Encryption doesn't play well with processes that copy cleartext data while preserving timestamps
Affects | Status | Importance | Assigned to | Milestone | |
---|---|---|---|---|---|
OpenStack Object Storage (swift) |
Fix Released
|
Undecided
|
Unassigned |
Bug Description
There are at least two processes that use internal-clients to pull user data out of a cluster and re-upload it with the same (or very nearly the same) timestamp:
Container-sync has a special carve-out to allow client-settable X-Timestamp values so that the modification times between different clusters will match. It also needs to decrypt user data as the remote may not have encryption enabled and, even if it does, there's no guarantee that the two clusters share knowledge of root secrets.
The reconciler deterministically adds an offset to the timestamp when moving data between policies. It may not need to decrypt client data, but it often is configured to use a shared internal-client config that may need to have encryption enabled for other use-cases.
When both of those were originally written, there was an assumption that preserving timestamps like that would be safe, because the write should be idempotent -- if two processes tried to do the same work, the data going out to disk should be the same.
With encryption enabled, however, writes become non-deterministic -- we have to choose random values for the body key, body key iv, body iv, and various metadata ivs. As a result, concurrent writers almost certainly *do not* try to write the same data to disk.
When writing to a replicated policy, this isn't too much of a problem. Each replica is self-contained, and any one of them can service reads.

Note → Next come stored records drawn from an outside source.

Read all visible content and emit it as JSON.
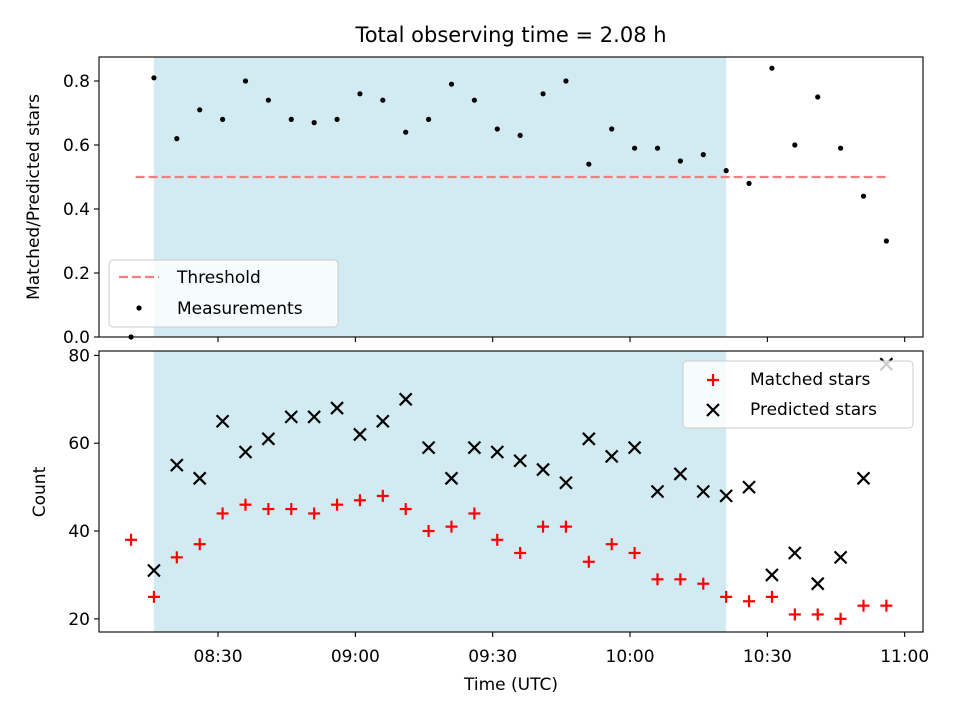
{
  "figure_title": "Total observing time = 2.08 h",
  "colors": {
    "shade": "#add8e6",
    "threshold": "#f08080",
    "measurement": "#000000",
    "matched": "#ff0000",
    "predicted": "#000000"
  },
  "chart_data": [
    {
      "type": "scatter",
      "panel": "top",
      "title": "Total observing time = 2.08 h",
      "ylabel": "Matched/Predicted stars",
      "xlabel": "",
      "xlim": [
        "08:04",
        "11:04"
      ],
      "ylim": [
        0,
        0.875
      ],
      "yticks": [
        0.0,
        0.2,
        0.4,
        0.6,
        0.8
      ],
      "ytick_labels": [
        "0.0",
        "0.2",
        "0.4",
        "0.6",
        "0.8"
      ],
      "grid": false,
      "legend_position": "lower-left",
      "shaded_interval": [
        "08:16",
        "10:21"
      ],
      "threshold": {
        "name": "Threshold",
        "y": 0.5,
        "x_from": "08:12",
        "x_to": "10:56"
      },
      "series": [
        {
          "name": "Measurements",
          "x": [
            "08:11",
            "08:16",
            "08:21",
            "08:26",
            "08:31",
            "08:36",
            "08:41",
            "08:46",
            "08:51",
            "08:56",
            "09:01",
            "09:06",
            "09:11",
            "09:16",
            "09:21",
            "09:26",
            "09:31",
            "09:36",
            "09:41",
            "09:46",
            "09:51",
            "09:56",
            "10:01",
            "10:06",
            "10:11",
            "10:16",
            "10:21",
            "10:26",
            "10:31",
            "10:36",
            "10:41",
            "10:46",
            "10:51",
            "10:56"
          ],
          "y": [
            0.0,
            0.81,
            0.62,
            0.71,
            0.68,
            0.8,
            0.74,
            0.68,
            0.67,
            0.68,
            0.76,
            0.74,
            0.64,
            0.68,
            0.79,
            0.74,
            0.65,
            0.63,
            0.76,
            0.8,
            0.54,
            0.65,
            0.59,
            0.59,
            0.55,
            0.57,
            0.52,
            0.48,
            0.84,
            0.6,
            0.75,
            0.59,
            0.44,
            0.3
          ]
        }
      ]
    },
    {
      "type": "scatter",
      "panel": "bottom",
      "title": "",
      "ylabel": "Count",
      "xlabel": "Time (UTC)",
      "xlim": [
        "08:04",
        "11:04"
      ],
      "ylim": [
        17,
        81
      ],
      "yticks": [
        20,
        40,
        60,
        80
      ],
      "ytick_labels": [
        "20",
        "40",
        "60",
        "80"
      ],
      "xticks": [
        "08:30",
        "09:00",
        "09:30",
        "10:00",
        "10:30",
        "11:00"
      ],
      "xtick_labels": [
        "08:30",
        "09:00",
        "09:30",
        "10:00",
        "10:30",
        "11:00"
      ],
      "grid": false,
      "legend_position": "upper-right",
      "shaded_interval": [
        "08:16",
        "10:21"
      ],
      "x": [
        "08:11",
        "08:16",
        "08:21",
        "08:26",
        "08:31",
        "08:36",
        "08:41",
        "08:46",
        "08:51",
        "08:56",
        "09:01",
        "09:06",
        "09:11",
        "09:16",
        "09:21",
        "09:26",
        "09:31",
        "09:36",
        "09:41",
        "09:46",
        "09:51",
        "09:56",
        "10:01",
        "10:06",
        "10:11",
        "10:16",
        "10:21",
        "10:26",
        "10:31",
        "10:36",
        "10:41",
        "10:46",
        "10:51",
        "10:56"
      ],
      "series": [
        {
          "name": "Matched stars",
          "values": [
            38,
            25,
            34,
            37,
            44,
            46,
            45,
            45,
            44,
            46,
            47,
            48,
            45,
            40,
            41,
            44,
            38,
            35,
            41,
            41,
            33,
            37,
            35,
            29,
            29,
            28,
            25,
            24,
            25,
            21,
            21,
            20,
            23,
            23
          ]
        },
        {
          "name": "Predicted stars",
          "values": [
            null,
            31,
            55,
            52,
            65,
            58,
            61,
            66,
            66,
            68,
            62,
            65,
            70,
            59,
            52,
            59,
            58,
            56,
            54,
            51,
            61,
            57,
            59,
            49,
            53,
            49,
            48,
            50,
            30,
            35,
            28,
            34,
            52,
            78
          ]
        }
      ]
    }
  ]
}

It'll likely cause some confusion at some point when manually comparing replicas, but it shouldn't lead to data loss.
Erasure-coded policies are a problem, though: we've observed objects moved by the reconciler with three distinct fragment sets in an 8+4 policy:
* seven fragments were encrypted with some set-of-crypto-meta A,
* three fragments were encrypted with set B, and
* one fragment was encrypted with set C.
As a result, we don't have enough fragments to decode. *Maybe* we once could, but since we can only find 11 frags now... looks like we're out of luck.
Wow, sounds like a horrible bug.
Doesn't the container reconciler work on a object at a time though. So even if it was distributed a reconciler should go and make a whole new set of EV fragments throughout the cluster. Or maybe the problem is 2 different "reconcilers" are trying to do the reconcile at the same time and because the "new" timestamp is srouce TS + 2 offset they always come out the same. So could it be a split brain thing.
I guess when I have a bit more brain power I'll go take a look at the reconciler code, and also I guess its time to build up an enc SAIO to test things out.